Email updates

Keep up to date with the latest news and content from Breast Cancer Research and BioMed Central.

Open Access Highly Accessed Research article

Jab1 is a target of EGFR signaling in ERα-negative breast cancer

Jiaxu Wang1, Rebecca O Barnes1, Nathan R West12, Melanie Olson1, Jenny E Chu12 and Peter H Watson134*

Author Affiliations

1 Deeley Research Center, BC Cancer Agency, Vancouver Island Center, 2410 Lee Avenue, Victoria, BC, V8R 6V5, Canada

2 University of Victoria, PO Box 1700 STN CSC, Victoria, BC, V8W 2Y2, Canada

3 Molecular Oncology and Breast Cancer Program, BC Cancer Agency, 600 West 10th Avenue, Vancouver, BC, V5Z 4E6, Canada

4 Department of Pathology, BC Cancer Agency, 600 West 10th Avenue, Vancouver, BC, V5Z 4E6, Canada

For all author emails, please log on.

Breast Cancer Research 2008, 10:R51  doi:10.1186/bcr2105

Published: 6 June 2008

Abstract

Introduction

c-Jun activation domain-binding protein-1 (Jab1) is a multifunctional signaling protein that previously has been shown to be a master regulator of a poor prognostic gene signature in invasive breast cancer and to mediate the action of S100A7. Since epidermal growth factor receptor (EGFR), like S100A7, is often expressed in estrogen receptor-alpha-negative (ERα-) breast cancer, we set out to investigate the role of Jab1 in mediating EGFR signaling, another facet of the ERα- phenotype.

Methods

MDA-MB-231 and MDA-MB-468 ERα-/EGFR+ cell lines were assessed for localization of Jab1 and levels of downstream genes by immunofluorescence and nuclear protein extract assay following treatment with epidermal growth factor (EGF) and extracellular signal-regulated kinase (ERK) pathway inhibitor.

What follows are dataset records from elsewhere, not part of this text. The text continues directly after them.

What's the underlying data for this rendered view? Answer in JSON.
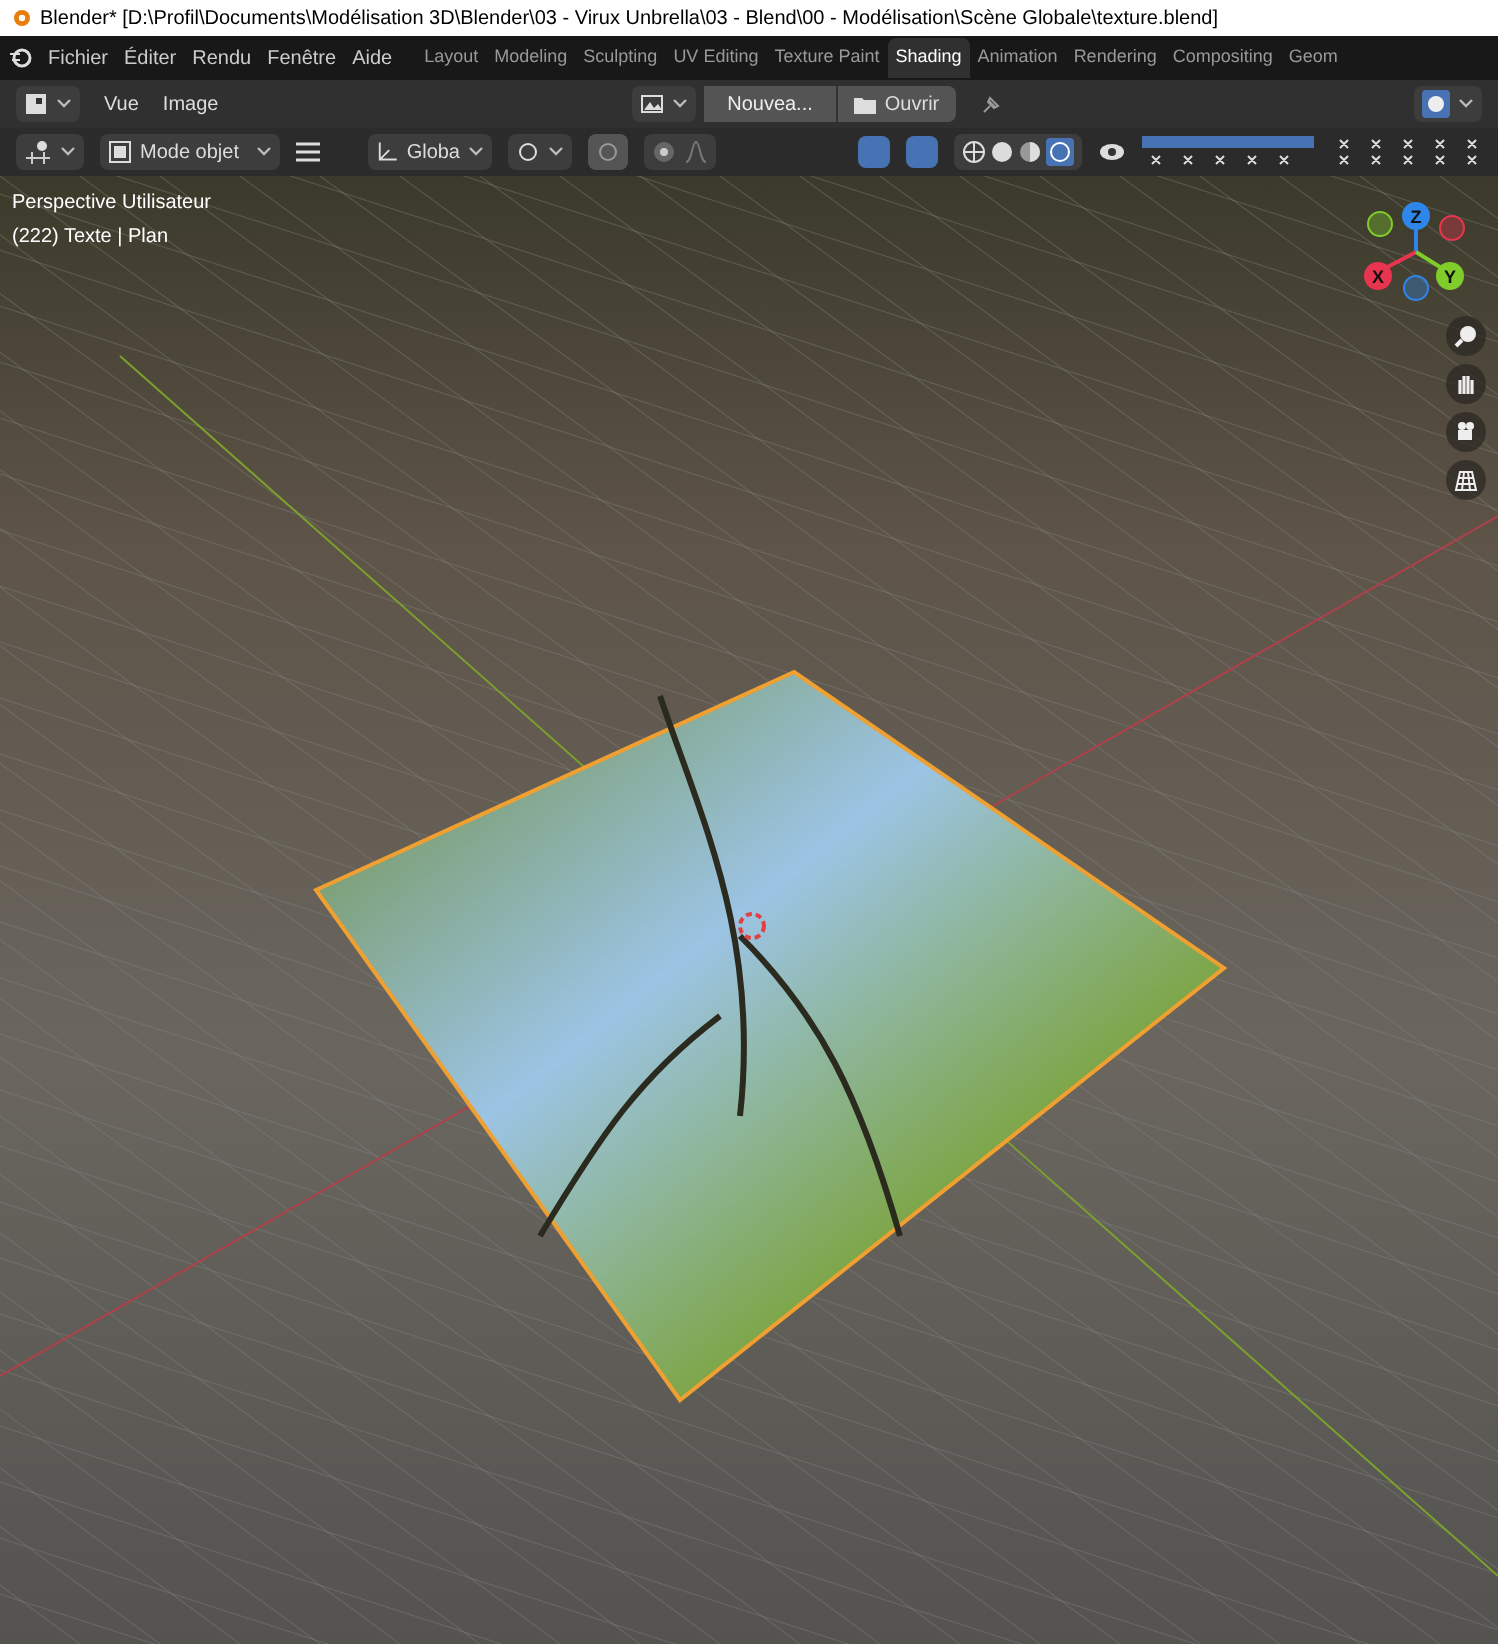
{
  "title_bar": {
    "title": "Blender* [D:\\Profil\\Documents\\Modélisation 3D\\Blender\\03 - Virux Unbrella\\03 - Blend\\00 - Modélisation\\Scène Globale\\texture.blend]"
  },
  "menu_bar": {
    "items": [
      "Fichier",
      "Éditer",
      "Rendu",
      "Fenêtre",
      "Aide"
    ]
  },
  "workspace_tabs": [
    {
      "label": "Layout",
      "selected": false
    },
    {
      "label": "Modeling",
      "selected": false
    },
    {
      "label": "Sculpting",
      "selected": false
    },
    {
      "label": "UV Editing",
      "selected": false
    },
    {
      "label": "Texture Paint",
      "selected": false
    },
    {
      "label": "Shading",
      "selected": true
    },
    {
      "label": "Animation",
      "selected": false
    },
    {
      "label": "Rendering",
      "selected": false
    },
    {
      "label": "Compositing",
      "selected": false
    },
    {
      "label": "Geom",
      "selected": false
    }
  ],
  "image_editor_header": {
    "menus": [
      "Vue",
      "Image"
    ],
    "new_button": "Nouvea...",
    "open_button": "Ouvrir"
  },
  "viewport_header": {
    "mode": "Mode objet",
    "orientation": "Globa"
  },
  "viewport": {
    "view_name": "Perspective Utilisateur",
    "object_info": "(222) Texte | Plan",
    "gizmo_axes": [
      "X",
      "Y",
      "Z"
    ]
  }
}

A cohort of 424 human breast tumors was also assessed by immunohistochemistry.

Results

EGF treatment of cell lines resulted in increased Jab1 nuclear expression. This effect was inhibited by the ERK pathway inhibitor, PD98059. EGF treatment was also associated with colocalization of pERK (phosphorylated ERK) and Jab1 as well as regulation of the Jab1 downstream target gene, p27. When Jab1 activity was knocked down, p27 levels were restored to pre-EGF treatment level. Analysis of EGFR and Jab1 expression in a cohort of invasive breast tumors by tissue microarray and immunohistochemistry confirmed a relationship between EGFR and increased nuclear Jab1 within the ERα- subset (n = 154, P = 0.019). The same association was also confirmed for S100A7 and Jab1 (P = 0.036), and high Jab1 nuclear expression was most frequent in tumors that were positive for both EGFR and S100A7 (P = 0.004).

Conclusion

Jab1 is a target of EGFR signaling in ERα- cell lines and breast tumors and therefore may be a common central factor and potential therapeutic target for important cell signaling pathways in ERα- breast cancer.